Interdisciplinary and “Antedisciplinary” Balance

TRIPODS’ emphasis on interdisciplinary foundations and its address of cultural challenges associated with cross-cutting research are discussion points at the PI calls and meetings.

The three core areas of TRIPODS—statistics, mathematics, and theoretical computer science—focus on questions that are relevant to the theoretical foundations of data science, but they do so in very different and sometimes incomparable ways. Each Phase I institute is adopting its own approach.

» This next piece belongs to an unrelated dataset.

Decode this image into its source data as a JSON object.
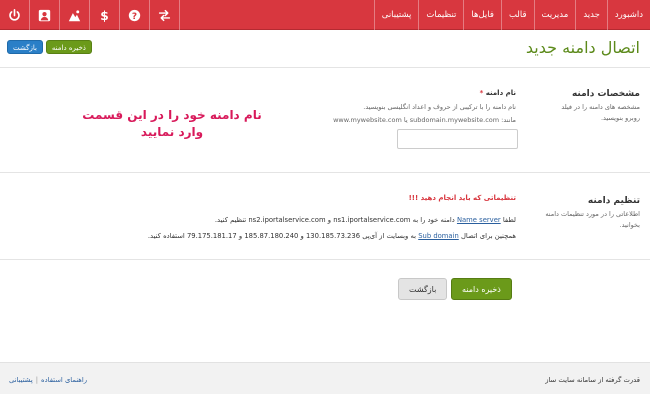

The Foundations of Data Analysis Institute at the University of California, Berkeley will initially concentrate on four deep theoretical challenges: the possibility of a general complexity theory of inference in the context of optimization; the power of stability as a computational-inferential principle; the value of randomness as a statistical and algorithmic resource in data-driven computational mathematics; and the principled combination of science-based and data-driven models. These foundational challenges straddle existing cultures of disciplinary research. Each is situated squarely at the interface of theoretical computer science, theoretical statistics, and applied mathematics; and each is directly relevant to a wide range of very practical data science problems.

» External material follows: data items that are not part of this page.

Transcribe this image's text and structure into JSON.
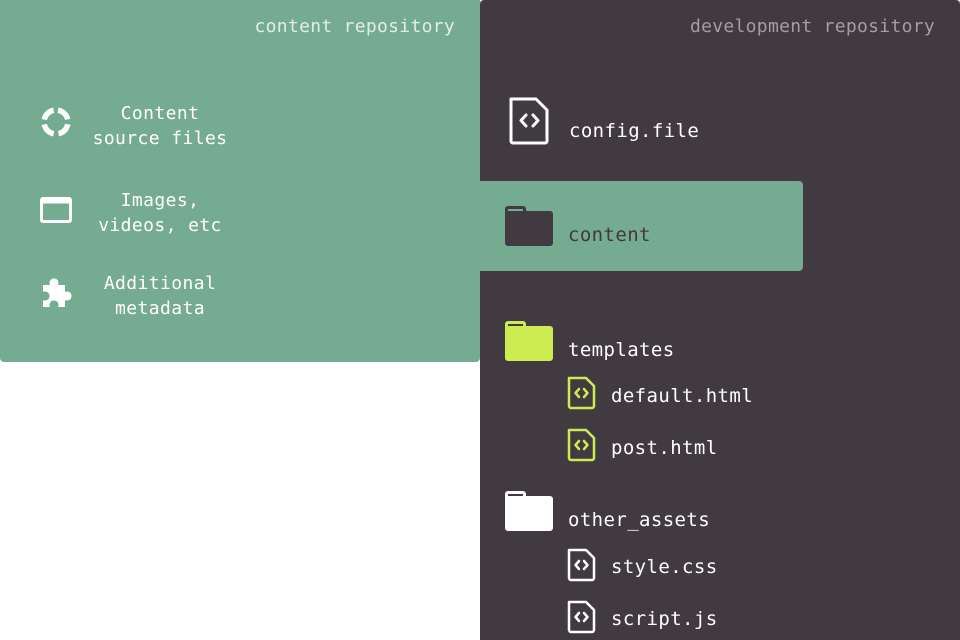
{
  "colors": {
    "content_bg": "#75ab90",
    "dev_bg": "#413a40",
    "highlight_bg": "#75ab90",
    "lime": "#cdec52",
    "title_content": "#e2eee5",
    "title_dev": "#a49ea3",
    "white": "#ffffff",
    "dark_text": "#3f3a3e"
  },
  "content_repo": {
    "title": "content repository",
    "items": [
      {
        "icon": "circle-arc-icon",
        "label": "Content\nsource files"
      },
      {
        "icon": "window-icon",
        "label": "Images,\nvideos, etc"
      },
      {
        "icon": "puzzle-piece-icon",
        "label": "Additional\nmetadata"
      }
    ]
  },
  "dev_repo": {
    "title": "development repository",
    "config": {
      "icon": "code-file-icon",
      "label": "config.file"
    },
    "content_folder": {
      "icon": "folder-icon",
      "label": "content"
    },
    "templates": {
      "icon": "folder-icon",
      "label": "templates",
      "files": [
        {
          "icon": "code-file-icon",
          "label": "default.html"
        },
        {
          "icon": "code-file-icon",
          "label": "post.html"
        }
      ]
    },
    "other_assets": {
      "icon": "folder-icon",
      "label": "other_assets",
      "files": [
        {
          "icon": "code-file-icon",
          "label": "style.css"
        },
        {
          "icon": "code-file-icon",
          "label": "script.js"
        }
      ]
    }
  }
}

From the perspective of addressing cultural challenges associated with cross-cutting research, TRIPODS and the accompanying “TRIPODS model” offer the very real possibility of a “test case” on engineering funding for what Sean Eddy of Harvard University calls “antedisciplinary science” (where “ante” means “before,” not “anti” as in “against,” although the two are clearly related). He defines this as “the science that precedes the organization of new disciplines, the Wild West frontier stage that comes before the law arrives” [1]. The way in which data science will evolve—e.g., whether the field will look more like present-day computational science or computer science—remains to be seen. Nevertheless, Eddy’s discussion, which relates to the National Institutes of Health’s funding of computational biology is relevant to the discussion of cross-cutting research in the foundations of data and beyond. “Focusing on interdisciplinary teams instead of interdisciplinary people reinforces standard disciplinary boundaries rather than breaking them down,” he writes. “An interdisciplinary team is a committee in which members identify themselves as experts in areas besides the actual scientific problem at hand, and abdicate responsibility for the majority of the work because it’s not in their field.”

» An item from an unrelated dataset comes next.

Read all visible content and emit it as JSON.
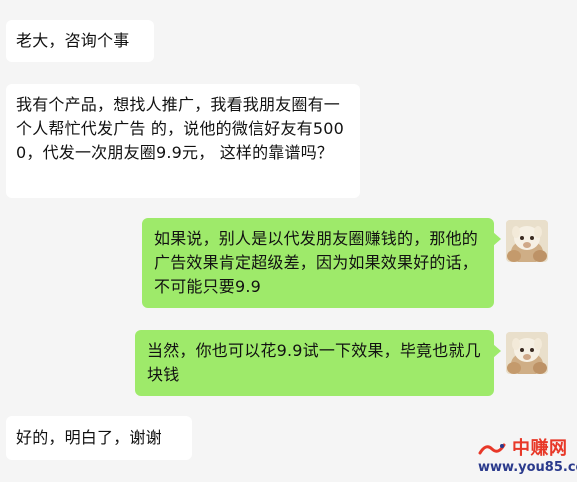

Many TRIPODS PIs are wrestling with these challenges, both in their own research agendas and their efforts to create Phase II TRIPODS institutes that are broadly useful to the community. Are the specifics of the current Phase I–Phase II structure the best way to coalesce community understanding of what should comprise a longer-term institute (either for foundations of data or more general cross-cutting challenges)? How can such institutes encourage interdisciplinary people as well as interdisciplinary teams? How can they highlight the broad usefulness of interdisciplinary foundational work without diluting its foundational content? How can we ensure that current design decisions do not deter substantial participation by one of the disciplines of interest? Of course, more obvious issues—ensuring that the whole is more than the sum of its parts and exploring novel ways to extend NSF funding—also exist.

While many challenging questions remain, participants of the current TRIPODS program are diligently tackling these questions to establish the foundations of data science.

References
[1] Eddy, S.R. (2005). “Antedisciplinary” science. PLoS Comp. Bio., 1(1), e6.

Michael W. Mahoney is affiliated with the International Computer Science Institute and the Department of Statistics at the University of California, Berkeley.